Para um governo acusado de não querer negociar qualquer acordo mais profundo que envolva territórios, o fortalecimento da facção terrorista seria, até certo ponto, conveniente. Reforçaria a imagem de fraqueza do moderado Abbas, único com legitimdade internacional para tentar um verdadeiro acordo de paz, em um ótimo pretexto para justificar suas inflexibilidades futuras, que acabariam por serem respeitadas pelas potências ocidentais. Portanto, a percepção pela opinião pública palestina de que o Hamas é mais efetivo em sua demandas, o que poderá fortalecer a resistência armada, em detrimento da ponderada e diplomática tática da ANP, cujo pedido à ONU ainda é uma incógnita tanto em termos de tempo como de resultado, lhe seria útil.

A mesma lógica cabe aos objetivos do Hamas, indiscutivelmente o grande vencedor do episódio. Crítico da estratégia de Abbas, justamente por não reconhecer Israel e se negar a largar as armas, a organização nada perde com a pequena concessão.

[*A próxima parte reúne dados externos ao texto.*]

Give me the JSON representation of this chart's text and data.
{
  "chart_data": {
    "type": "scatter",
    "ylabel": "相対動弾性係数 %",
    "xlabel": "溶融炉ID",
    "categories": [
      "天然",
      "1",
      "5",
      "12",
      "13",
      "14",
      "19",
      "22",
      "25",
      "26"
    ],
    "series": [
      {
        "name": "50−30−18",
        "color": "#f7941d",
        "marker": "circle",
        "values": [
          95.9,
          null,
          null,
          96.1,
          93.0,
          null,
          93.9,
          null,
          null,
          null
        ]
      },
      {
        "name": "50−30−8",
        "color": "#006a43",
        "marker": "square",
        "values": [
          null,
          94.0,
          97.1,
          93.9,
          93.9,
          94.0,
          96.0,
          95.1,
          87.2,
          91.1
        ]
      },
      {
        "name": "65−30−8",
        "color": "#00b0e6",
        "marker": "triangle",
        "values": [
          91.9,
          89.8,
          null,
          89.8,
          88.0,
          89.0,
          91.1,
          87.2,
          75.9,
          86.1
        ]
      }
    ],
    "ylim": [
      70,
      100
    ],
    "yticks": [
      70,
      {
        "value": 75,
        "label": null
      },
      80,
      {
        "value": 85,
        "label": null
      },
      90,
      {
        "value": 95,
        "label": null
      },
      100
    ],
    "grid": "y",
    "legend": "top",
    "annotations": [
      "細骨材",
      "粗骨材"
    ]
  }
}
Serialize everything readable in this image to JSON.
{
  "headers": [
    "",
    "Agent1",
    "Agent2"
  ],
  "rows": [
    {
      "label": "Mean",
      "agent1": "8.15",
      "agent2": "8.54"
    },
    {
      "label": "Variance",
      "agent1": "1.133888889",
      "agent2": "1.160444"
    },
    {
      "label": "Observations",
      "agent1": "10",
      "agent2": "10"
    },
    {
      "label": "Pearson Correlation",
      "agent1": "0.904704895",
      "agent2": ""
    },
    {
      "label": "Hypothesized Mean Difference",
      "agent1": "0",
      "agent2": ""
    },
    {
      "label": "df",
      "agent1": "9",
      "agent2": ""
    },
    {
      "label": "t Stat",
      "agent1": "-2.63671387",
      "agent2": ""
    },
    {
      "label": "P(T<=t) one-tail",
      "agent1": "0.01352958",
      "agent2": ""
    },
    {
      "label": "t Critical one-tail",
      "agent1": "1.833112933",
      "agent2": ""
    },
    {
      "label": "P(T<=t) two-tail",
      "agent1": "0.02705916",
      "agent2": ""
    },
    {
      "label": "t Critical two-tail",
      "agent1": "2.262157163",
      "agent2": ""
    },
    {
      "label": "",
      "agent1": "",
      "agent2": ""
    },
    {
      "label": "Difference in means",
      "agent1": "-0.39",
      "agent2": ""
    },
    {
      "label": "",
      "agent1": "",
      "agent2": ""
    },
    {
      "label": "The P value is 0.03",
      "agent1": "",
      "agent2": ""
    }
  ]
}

Ao contrário. Trocar mil pessoas por uma, ainda que esta seja um membro das poderosas Forças Armadas inimigas, é uma troca vantajosa e principalmente vitoriosa, em termos políticos. Segundo o "Globo", pela primeira vez em anos, bandeiras verdes da organização foram vistas tremulando em Ramallah, Cisjordânia, região onde o Fatah é dominante. Seu maior prestígio interno dificultaria ainda mais qualquer proposta que levasse em conta os direitos de existência do inimigo.

Não é de hoje que radicais de campos opostos se unem, conscientemente ou não, quando o inimigo é a paz e o consenso. Segundo suas óticas obtusas, seus objetivos inflexíveis serão alcançados apenas à força, como se a disputa fosse entre o bem e o mal dos filmes de super heróis. Não por outro motivo, em editorial, o "New York Times" criticou a postura de Netanyahu, dizendo não entender por que o premiê "não negocia seriamente com a ANP", se é capaz de negociar com uma organização que "lança foguetes contra Israel, recusa-se a reconhecer sua existência e prometeu mais sequestros". Na mesma linha, o diário israelense "Haaretz", ao acusar o premiê de estar "fazendo um esforço para retratar o Fatah como desprovido de propósito", defendeu que ele evite "tomar medidas que minem o status do nosso parceiro palestino e o status internacional de Israel".

Ainda que os otimistas defendam "que a troca de prisioneiros removeu um grande obstáculo de qualquer futuro de paz entre israelenses e palestinos", como opinou Ronald Zweig, professor de Estudos Israelenses da Universidade de Nova York, ao "Globo", as perspectivas são, para muitos, angustiantes. A sensação é de que o radicalismo foi revigorado. Como metaforizou o ex-ministro israelense Yossi Beilin, a bomba-relógio foi ativada, e só se conseguirá desligá-la caso Netanyahu reative o processo de paz com seu parceiro legítimo, Abbas.

O fato é que, embora não se possa dizer até quando, o líder israelense e o Hamas escaparam do canto do ringue. Se a inconstância é marca da política, ela, sempre intensa no Oriente Médio, ganhou tons ainda mais preocupantes. As nuvens que no início do mês desenhavam um quadro a favor de Abbas agora ganharam feições desejadas pelo fundamentalismo. E, neste caso, o céu se encontra especial e perigosamente cinzento.